Is Open Mindedness restricted to the boundaries of our comfort zone?

Hi everyone!

(Ya see, I’m trying to keep up a regular writing schedule!)

Of late, I’ve been hearing a lot of contradictory opinions from people who claim to be modern and open minded. A lot of those that say they’re educated, and yet, I’m sorry to say, don’t see their rationale in banal daily activities.

A lot of us (young people, 20, 30 somethings) say that we’re tolerant. Educated. Open Minded.
Tell you what, we’ve just watched one too many American shows and half us don’t know what we’re talking about. (I can already hear all the parents cheering upon reading this)

I love that all of us are approaching a more liberal mindset, a tolerant behavioural policy where we “allow” everyone around us to be themselves and encourage them to do so.
However, such liberal mindset, as I’ve seen, has its boundaries. If being liberal is about allowing all schools of thought (only if they’re rationally valid, not blue eyed monsters) to exist and thrive without hating on each other, then why do we still have this hatred brewing?

To exemplify, as long as we (some students in India) say that we support freedom of speech, liberalism, free thinking and an open mindset towards all cultures, everything is flowers, butterflies and unicorns.
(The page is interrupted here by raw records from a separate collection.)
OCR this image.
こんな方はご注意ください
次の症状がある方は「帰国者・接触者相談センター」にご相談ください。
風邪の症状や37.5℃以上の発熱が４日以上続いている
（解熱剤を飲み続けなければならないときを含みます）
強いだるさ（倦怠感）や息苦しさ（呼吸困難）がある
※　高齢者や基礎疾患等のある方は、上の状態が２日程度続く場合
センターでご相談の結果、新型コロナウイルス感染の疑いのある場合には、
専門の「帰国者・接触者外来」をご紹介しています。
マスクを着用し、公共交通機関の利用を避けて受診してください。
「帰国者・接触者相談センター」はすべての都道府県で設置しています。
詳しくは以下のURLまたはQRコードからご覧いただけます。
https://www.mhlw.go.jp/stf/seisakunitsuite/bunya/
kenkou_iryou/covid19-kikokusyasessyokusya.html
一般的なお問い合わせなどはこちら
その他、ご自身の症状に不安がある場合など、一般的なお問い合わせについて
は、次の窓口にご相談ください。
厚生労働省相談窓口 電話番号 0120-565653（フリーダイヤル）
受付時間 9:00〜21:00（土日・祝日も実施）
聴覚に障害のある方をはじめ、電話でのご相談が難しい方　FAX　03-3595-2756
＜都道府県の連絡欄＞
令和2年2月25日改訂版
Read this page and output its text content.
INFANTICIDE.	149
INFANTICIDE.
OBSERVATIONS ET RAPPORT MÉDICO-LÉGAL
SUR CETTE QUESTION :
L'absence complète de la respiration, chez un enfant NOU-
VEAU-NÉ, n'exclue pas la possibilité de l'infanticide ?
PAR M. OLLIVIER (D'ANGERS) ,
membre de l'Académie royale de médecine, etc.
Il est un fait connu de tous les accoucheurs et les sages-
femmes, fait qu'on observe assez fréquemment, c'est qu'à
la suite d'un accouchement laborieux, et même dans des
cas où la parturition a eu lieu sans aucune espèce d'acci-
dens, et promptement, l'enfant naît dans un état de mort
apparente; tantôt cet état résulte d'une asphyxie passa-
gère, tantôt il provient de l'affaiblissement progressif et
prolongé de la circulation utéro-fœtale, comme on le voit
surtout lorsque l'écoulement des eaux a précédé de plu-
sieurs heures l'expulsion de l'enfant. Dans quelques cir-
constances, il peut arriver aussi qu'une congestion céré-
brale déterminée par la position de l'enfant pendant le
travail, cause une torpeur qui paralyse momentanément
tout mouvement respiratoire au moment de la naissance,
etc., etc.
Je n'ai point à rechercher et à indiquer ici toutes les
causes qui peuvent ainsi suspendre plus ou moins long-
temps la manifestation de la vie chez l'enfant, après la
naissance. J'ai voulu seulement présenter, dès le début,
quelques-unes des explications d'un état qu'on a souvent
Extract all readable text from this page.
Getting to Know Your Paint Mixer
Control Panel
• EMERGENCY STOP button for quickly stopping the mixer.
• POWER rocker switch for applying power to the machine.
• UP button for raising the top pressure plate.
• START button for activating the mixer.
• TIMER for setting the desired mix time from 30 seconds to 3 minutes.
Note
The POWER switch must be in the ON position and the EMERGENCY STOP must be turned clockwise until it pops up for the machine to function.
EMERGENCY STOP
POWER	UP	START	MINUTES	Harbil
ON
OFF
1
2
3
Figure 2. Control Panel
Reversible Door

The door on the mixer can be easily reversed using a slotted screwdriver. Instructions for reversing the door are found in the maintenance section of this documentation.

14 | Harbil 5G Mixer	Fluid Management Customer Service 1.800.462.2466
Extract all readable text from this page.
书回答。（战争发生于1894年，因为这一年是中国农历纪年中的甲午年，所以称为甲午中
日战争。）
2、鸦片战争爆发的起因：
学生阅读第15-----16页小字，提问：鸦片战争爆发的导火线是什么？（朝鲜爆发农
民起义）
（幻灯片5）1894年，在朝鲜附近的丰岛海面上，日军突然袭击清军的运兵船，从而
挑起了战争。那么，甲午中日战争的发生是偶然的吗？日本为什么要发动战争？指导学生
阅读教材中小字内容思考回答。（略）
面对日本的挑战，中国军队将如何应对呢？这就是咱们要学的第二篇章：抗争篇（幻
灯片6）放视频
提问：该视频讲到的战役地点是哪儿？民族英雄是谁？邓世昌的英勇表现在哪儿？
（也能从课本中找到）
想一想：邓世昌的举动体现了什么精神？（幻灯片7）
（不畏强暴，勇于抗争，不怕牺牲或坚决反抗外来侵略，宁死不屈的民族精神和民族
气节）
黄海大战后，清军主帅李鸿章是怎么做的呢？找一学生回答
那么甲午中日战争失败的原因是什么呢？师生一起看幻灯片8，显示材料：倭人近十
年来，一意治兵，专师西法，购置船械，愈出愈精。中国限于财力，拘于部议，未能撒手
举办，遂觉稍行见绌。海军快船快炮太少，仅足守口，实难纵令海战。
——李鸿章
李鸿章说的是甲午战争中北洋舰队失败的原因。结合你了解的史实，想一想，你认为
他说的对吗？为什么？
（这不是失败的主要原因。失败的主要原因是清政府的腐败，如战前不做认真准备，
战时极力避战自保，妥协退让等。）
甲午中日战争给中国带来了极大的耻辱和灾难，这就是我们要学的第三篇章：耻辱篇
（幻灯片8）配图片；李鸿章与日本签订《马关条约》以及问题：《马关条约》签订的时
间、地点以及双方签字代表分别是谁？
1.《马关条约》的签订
However, the moment one of us says, oh yes, I’m a Hindu, I am reading the shastras. They’re interesting. People will label us, throw us out and even go so far as to threaten our lives. Same goes for people who say they’re liberal and are in the company of people who aren’t.

Why?

Why is that despite knowing the definition of liberalism, we fail to adhere to it?

If we are to be liberal, shouldn’t we accept everyone’s beliefs as their choices and not ridicule or mock them?

Our boundaries should not limit others from believing and being. What we think of others’ beliefs doesn’t just “not matter”, it should also be a non existent thought.

Because if we let others be, allow them to make their choices (not saying we shouldn’t warn them of dangers), that’s when the “People” in “What will people think?” will actually stop bothering us.